名義貸しのアルバイト詐欺にご注意!

学生が被害に遭いやすい金融詐欺に「名義貸しのアルバイト」があります。

これは「消費者金融の市場調査」などの名目でカードを契約させ、高額なアルバイト料が支払われるものですが、実際にはそのようなアルバイトは存在せず、最終的には名義貸しで高額な借金を背負ってしまうというものです。

学生が消費者金融でカードを契約させられた際、「返済については、必ず当社でしておきますのでご安心ください。」などといってカードと借りてきたお金は取り上げられてしまいます。

そして、しばらくの間は返済されて安心しきった頃、ある日突然、金融会社から延滞の電話がかかってきて、この時点ではじめて詐欺に遭ったことが発覚します。その後は連絡がつかなくなり、後に残るのは借金だけです。

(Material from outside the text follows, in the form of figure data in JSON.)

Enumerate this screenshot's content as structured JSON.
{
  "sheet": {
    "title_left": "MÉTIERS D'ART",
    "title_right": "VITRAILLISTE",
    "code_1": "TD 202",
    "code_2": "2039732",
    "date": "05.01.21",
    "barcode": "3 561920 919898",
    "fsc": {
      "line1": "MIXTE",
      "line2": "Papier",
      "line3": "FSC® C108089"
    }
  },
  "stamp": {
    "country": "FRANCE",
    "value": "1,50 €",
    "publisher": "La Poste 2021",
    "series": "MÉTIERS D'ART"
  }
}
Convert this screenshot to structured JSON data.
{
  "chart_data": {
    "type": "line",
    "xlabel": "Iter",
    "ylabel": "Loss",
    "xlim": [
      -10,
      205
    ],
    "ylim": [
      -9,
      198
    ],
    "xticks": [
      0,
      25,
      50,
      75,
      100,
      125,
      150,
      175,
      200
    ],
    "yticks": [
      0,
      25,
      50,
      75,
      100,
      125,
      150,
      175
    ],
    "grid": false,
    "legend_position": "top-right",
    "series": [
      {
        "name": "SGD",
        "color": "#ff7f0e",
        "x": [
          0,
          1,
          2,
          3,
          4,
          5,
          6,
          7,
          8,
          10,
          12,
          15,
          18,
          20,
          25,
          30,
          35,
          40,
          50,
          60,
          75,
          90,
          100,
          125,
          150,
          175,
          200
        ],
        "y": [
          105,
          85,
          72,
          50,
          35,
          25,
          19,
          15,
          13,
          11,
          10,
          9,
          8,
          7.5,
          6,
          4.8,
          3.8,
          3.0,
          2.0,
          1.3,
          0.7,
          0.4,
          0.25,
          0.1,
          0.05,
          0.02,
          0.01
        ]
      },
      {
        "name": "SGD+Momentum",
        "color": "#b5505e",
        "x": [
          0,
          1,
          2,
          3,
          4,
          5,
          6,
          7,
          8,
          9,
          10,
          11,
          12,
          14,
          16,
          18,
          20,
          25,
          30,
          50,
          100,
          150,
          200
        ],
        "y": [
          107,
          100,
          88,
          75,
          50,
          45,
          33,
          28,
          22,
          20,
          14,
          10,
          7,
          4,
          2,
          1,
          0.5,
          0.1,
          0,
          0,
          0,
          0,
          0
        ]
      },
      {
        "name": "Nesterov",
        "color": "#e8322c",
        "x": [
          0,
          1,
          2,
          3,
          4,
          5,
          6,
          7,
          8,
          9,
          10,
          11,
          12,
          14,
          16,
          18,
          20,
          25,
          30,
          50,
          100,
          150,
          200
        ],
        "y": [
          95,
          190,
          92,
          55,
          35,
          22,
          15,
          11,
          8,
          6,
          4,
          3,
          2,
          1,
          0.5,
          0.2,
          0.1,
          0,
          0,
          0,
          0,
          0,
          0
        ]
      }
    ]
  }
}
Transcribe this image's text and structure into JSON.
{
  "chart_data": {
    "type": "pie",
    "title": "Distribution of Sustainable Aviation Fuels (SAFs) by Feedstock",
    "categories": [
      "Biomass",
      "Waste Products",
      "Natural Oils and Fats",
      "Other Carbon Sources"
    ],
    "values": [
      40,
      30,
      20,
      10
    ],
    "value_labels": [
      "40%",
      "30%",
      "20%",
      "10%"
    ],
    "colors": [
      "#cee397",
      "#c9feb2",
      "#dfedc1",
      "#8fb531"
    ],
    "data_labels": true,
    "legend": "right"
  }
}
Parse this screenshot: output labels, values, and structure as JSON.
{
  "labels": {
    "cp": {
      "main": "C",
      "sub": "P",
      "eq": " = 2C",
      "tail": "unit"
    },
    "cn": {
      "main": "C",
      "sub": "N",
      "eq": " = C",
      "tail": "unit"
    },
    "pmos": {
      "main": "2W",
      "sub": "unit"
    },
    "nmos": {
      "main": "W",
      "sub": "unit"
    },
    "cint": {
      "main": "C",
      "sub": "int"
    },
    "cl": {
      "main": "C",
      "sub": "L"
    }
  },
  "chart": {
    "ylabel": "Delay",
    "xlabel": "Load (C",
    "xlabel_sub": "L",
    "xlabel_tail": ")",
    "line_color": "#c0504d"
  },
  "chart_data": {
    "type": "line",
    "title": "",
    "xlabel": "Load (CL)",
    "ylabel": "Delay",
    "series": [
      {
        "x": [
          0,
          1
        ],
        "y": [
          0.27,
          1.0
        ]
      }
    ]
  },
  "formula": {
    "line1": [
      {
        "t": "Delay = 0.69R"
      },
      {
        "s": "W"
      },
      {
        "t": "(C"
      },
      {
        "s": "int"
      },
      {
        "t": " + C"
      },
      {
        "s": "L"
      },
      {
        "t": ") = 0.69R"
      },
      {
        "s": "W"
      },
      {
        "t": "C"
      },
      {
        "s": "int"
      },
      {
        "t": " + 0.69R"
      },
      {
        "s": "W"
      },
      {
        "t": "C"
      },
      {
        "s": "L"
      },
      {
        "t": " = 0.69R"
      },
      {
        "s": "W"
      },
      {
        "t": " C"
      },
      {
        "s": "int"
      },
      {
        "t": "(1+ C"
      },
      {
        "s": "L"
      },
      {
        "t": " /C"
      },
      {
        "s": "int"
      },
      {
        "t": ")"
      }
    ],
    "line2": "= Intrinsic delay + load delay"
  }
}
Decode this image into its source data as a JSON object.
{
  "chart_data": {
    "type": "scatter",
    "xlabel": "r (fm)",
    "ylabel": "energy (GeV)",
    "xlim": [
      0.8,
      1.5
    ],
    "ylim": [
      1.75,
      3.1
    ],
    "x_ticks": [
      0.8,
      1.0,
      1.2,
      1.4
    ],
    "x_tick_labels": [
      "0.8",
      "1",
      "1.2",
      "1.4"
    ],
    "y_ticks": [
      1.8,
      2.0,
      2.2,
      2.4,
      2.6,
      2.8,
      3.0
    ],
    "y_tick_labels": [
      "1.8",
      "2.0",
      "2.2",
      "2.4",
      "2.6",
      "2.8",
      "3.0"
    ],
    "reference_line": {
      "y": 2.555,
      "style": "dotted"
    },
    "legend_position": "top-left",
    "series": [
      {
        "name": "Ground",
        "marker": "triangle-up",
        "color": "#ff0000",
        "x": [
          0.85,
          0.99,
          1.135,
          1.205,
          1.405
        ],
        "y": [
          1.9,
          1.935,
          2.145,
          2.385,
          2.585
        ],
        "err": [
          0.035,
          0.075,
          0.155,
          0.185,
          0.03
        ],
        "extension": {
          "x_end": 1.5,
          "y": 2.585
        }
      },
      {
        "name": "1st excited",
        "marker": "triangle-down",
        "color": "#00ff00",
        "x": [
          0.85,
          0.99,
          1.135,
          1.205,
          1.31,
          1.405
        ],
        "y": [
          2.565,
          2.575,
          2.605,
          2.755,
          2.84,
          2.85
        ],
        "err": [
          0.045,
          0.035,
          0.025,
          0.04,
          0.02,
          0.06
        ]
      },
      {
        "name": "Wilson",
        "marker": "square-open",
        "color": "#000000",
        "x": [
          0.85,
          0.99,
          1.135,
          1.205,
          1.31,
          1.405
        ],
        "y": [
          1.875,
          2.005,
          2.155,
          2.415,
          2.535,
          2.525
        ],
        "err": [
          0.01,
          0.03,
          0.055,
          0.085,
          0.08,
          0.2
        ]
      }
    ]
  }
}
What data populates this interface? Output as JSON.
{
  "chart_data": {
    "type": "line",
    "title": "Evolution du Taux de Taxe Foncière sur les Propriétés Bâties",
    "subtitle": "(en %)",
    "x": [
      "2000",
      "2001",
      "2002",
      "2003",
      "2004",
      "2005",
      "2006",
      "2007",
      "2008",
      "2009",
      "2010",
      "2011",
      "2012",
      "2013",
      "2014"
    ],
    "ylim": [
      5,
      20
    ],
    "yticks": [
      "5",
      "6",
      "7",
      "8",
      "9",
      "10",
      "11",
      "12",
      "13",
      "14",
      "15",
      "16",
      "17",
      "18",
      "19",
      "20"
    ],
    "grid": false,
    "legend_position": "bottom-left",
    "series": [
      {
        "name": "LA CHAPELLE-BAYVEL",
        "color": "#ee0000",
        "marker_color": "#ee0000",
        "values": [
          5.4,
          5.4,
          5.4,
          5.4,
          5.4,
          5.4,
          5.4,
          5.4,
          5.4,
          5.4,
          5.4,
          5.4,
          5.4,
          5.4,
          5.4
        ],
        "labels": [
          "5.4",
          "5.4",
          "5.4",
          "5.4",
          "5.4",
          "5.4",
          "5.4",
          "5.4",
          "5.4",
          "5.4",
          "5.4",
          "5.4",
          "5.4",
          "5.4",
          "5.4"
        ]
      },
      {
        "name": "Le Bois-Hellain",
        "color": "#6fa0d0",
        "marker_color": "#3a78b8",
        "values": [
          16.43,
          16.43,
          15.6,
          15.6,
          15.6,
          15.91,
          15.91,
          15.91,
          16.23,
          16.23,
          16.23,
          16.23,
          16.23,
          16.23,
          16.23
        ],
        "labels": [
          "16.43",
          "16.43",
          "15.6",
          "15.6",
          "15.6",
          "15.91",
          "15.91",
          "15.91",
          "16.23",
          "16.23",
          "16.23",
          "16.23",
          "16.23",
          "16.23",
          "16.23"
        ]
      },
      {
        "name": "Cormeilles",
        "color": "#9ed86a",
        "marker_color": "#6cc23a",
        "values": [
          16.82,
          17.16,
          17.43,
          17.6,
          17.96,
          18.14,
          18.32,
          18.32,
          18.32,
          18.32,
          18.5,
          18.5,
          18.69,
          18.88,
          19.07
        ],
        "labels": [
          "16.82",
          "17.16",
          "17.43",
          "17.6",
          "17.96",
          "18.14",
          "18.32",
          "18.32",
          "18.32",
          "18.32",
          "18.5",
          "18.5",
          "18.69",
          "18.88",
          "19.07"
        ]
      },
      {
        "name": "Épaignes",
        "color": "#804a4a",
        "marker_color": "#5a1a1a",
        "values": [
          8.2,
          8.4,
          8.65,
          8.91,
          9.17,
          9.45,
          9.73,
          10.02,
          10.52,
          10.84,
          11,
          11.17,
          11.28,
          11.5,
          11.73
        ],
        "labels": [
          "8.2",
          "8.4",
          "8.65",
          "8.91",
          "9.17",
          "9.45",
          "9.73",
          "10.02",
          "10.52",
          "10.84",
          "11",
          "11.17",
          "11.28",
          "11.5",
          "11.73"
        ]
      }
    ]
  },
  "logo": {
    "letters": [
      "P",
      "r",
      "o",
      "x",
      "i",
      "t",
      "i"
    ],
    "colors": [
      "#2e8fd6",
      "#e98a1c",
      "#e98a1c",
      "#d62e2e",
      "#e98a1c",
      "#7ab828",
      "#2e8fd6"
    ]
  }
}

例えば、市場調査の依頼を受け、金融会社で50万円を借りてきてそのお金とカードを渡し、アルバイト料で10万円を貰ったとします。学生本人は数時間で10万円のアルバイト料が入り、効率のよいアルバイトだと安心してしまうわけですが、実際には返済されることなく、50万円の借金をそのまま背負ってしまうというわけです。

もし仮に、第三者が本人になりすまし、勝手に契約されたものであるなら、その契約は無効になります。けれども、契約したのが実際に本人であるならば、例えそれが詐欺であったとしても本人名義の借金になります。

通常の場合、カードを渡すようなことはしないと思いますが、数時間で高額なアルバイト料を貰えること、そして返済してもらうにはカードを渡すよりほかないため、あまり抵抗なく渡してしまう傾向にあります。

また、秘匿性の高い調査ということで、金融会社にも確認することなく契約してしまうので詐欺に遭っていることが発覚しにくいのです。

本人は自分の借金ではないという認識のため、高額な借入でも抵抗なく契約してしまいますが、後になって高額な借入を背負ってしまった事実に愕然としてしまいます。学費や資格の取得で背負った借金ならまだしも、何の意味もなく借金を背負ってしまうのはやりきれません。

これはいわゆる名義貸しというものになりますが、例え、友人や家族であったとしても、他人名義の借入は絶対にしないようにご注意ください。